A Sheffield Hallam university professor has received a prestigious £70,000 research prize to boost a range of city-based digital media projects.

Professor David Cotterrell says the award from charity The Leverhulme Trust will enable him to develop the digital simulation projects inspired by two recent trips to war-torn Afghanistan.

Cotterrell, a professor of fine art at Sheffield Hallam, says: "This amazing award will bind together projects I have been exploring both at home and abroad.

"It is of enormous credit to the university's art and design research centre and supports the great momentum that Sheffield Hallam has built in developing its reputation for excellence in transformational digital media."

Cotterrell is one of 24 scholars to receive a share of a £1.6m cashpot from the Leverhulme Trust to explore politicised and romantic themes within digital technology.

The prize will allow Cotterrell to develop several new bodies of work, one of which will focus on the rehabilitation of returning British soldiers and work that can question received understandings of history and elicit emotional responses through synthetically mediated experiences.

Cotterrell says: "My work tries to break the limits of our empathy with abstracted experiences. On my second trip to Afghanistan I moved freely as a civilian to explore beautiful landscapes now associated with military advantage and fear.

"My experiences in Afghanistan were transformative, working within an environment far beyond my normal context.

"With this award, I hope to develop my work with immersive environments, applying new techniques to an expanding visual vocabulary to explore the possibilities of invoking sublime experiences within simulated worlds."

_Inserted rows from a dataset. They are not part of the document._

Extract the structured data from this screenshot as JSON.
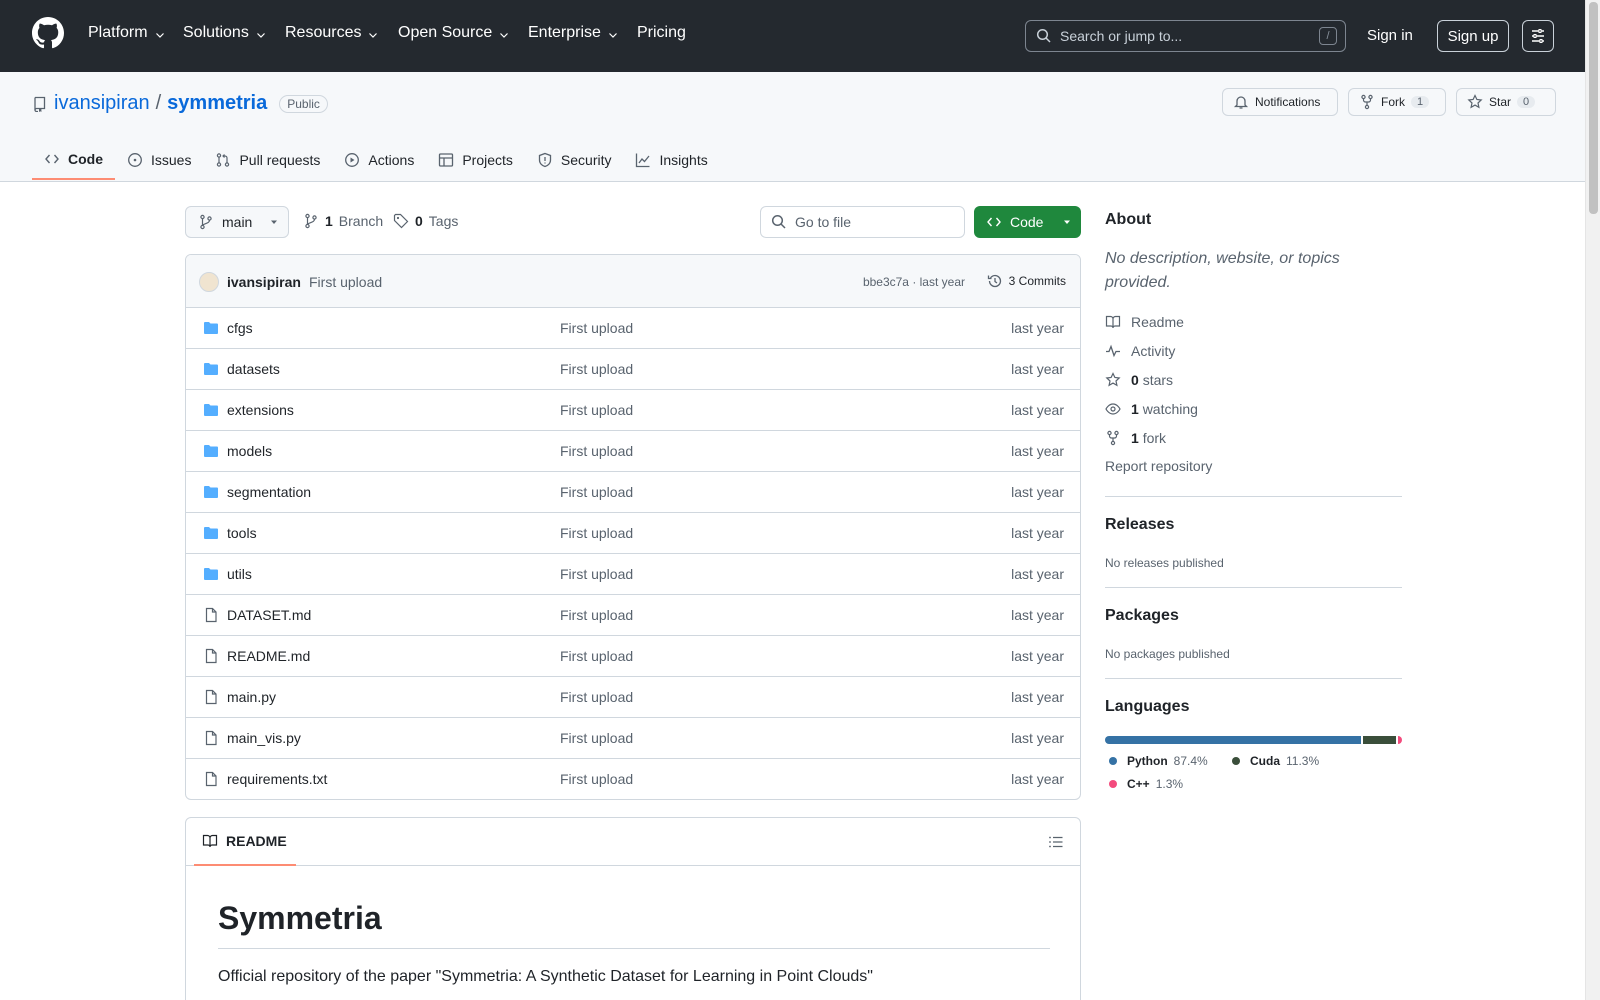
{
  "header": {
    "nav": [
      "Platform",
      "Solutions",
      "Resources",
      "Open Source",
      "Enterprise",
      "Pricing"
    ],
    "search_placeholder": "Search or jump to...",
    "search_shortcut": "/",
    "signin": "Sign in",
    "signup": "Sign up"
  },
  "repo": {
    "owner": "ivansipiran",
    "separator": "/",
    "name": "symmetria",
    "visibility": "Public",
    "notifications_label": "Notifications",
    "fork_label": "Fork",
    "fork_count": "1",
    "star_label": "Star",
    "star_count": "0",
    "tabs": [
      "Code",
      "Issues",
      "Pull requests",
      "Actions",
      "Projects",
      "Security",
      "Insights"
    ]
  },
  "toolbar": {
    "branch": "main",
    "branch_count": "1",
    "branch_label": "Branch",
    "tag_count": "0",
    "tag_label": "Tags",
    "goto_placeholder": "Go to file",
    "code_label": "Code"
  },
  "commit": {
    "author": "ivansipiran",
    "message": "First upload",
    "hash_time": "bbe3c7a · last year",
    "commits_label": "3 Commits"
  },
  "files": [
    {
      "name": "cfgs",
      "type": "dir",
      "message": "First upload",
      "time": "last year"
    },
    {
      "name": "datasets",
      "type": "dir",
      "message": "First upload",
      "time": "last year"
    },
    {
      "name": "extensions",
      "type": "dir",
      "message": "First upload",
      "time": "last year"
    },
    {
      "name": "models",
      "type": "dir",
      "message": "First upload",
      "time": "last year"
    },
    {
      "name": "segmentation",
      "type": "dir",
      "message": "First upload",
      "time": "last year"
    },
    {
      "name": "tools",
      "type": "dir",
      "message": "First upload",
      "time": "last year"
    },
    {
      "name": "utils",
      "type": "dir",
      "message": "First upload",
      "time": "last year"
    },
    {
      "name": "DATASET.md",
      "type": "file",
      "message": "First upload",
      "time": "last year"
    },
    {
      "name": "README.md",
      "type": "file",
      "message": "First upload",
      "time": "last year"
    },
    {
      "name": "main.py",
      "type": "file",
      "message": "First upload",
      "time": "last year"
    },
    {
      "name": "main_vis.py",
      "type": "file",
      "message": "First upload",
      "time": "last year"
    },
    {
      "name": "requirements.txt",
      "type": "file",
      "message": "First upload",
      "time": "last year"
    }
  ],
  "readme": {
    "tab_label": "README",
    "title": "Symmetria",
    "paragraph": "Official repository of the paper \"Symmetria: A Synthetic Dataset for Learning in Point Clouds\""
  },
  "sidebar": {
    "about_title": "About",
    "description": "No description, website, or topics provided.",
    "readme": "Readme",
    "activity": "Activity",
    "stars_count": "0",
    "stars_label": "stars",
    "watching_count": "1",
    "watching_label": "watching",
    "fork_count": "1",
    "fork_label": "fork",
    "report": "Report repository",
    "releases_title": "Releases",
    "releases_text": "No releases published",
    "packages_title": "Packages",
    "packages_text": "No packages published",
    "languages_title": "Languages",
    "languages": [
      {
        "name": "Python",
        "percent": "87.4%",
        "value": 87.4,
        "color": "#3572A5"
      },
      {
        "name": "Cuda",
        "percent": "11.3%",
        "value": 11.3,
        "color": "#3A4E3A"
      },
      {
        "name": "C++",
        "percent": "1.3%",
        "value": 1.3,
        "color": "#f34b7d"
      }
    ]
  },
  "colors": {
    "header_bg": "#24292f",
    "link": "#0969da",
    "code_button": "#1f883d",
    "tab_underline": "#fd8c73",
    "folder": "#54aeff"
  }
}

Over the last ten years, Cotterrell’s work has been extensively commissioned and exhibited in North America, Europe and the Far East, in gallery spaces, museums and within the public realm.
Professor Simeon Yates, head of the Cultural, Communications and Computing Research Institute (C3RI) at Sheffield Hallam says: "We are delighted that David has received this prize which acknowledges his reputation as one of the country's leading installation artists.
"His new research project will once again illustrate the excellent work being carried out by C3RI in art, design, communication and technology."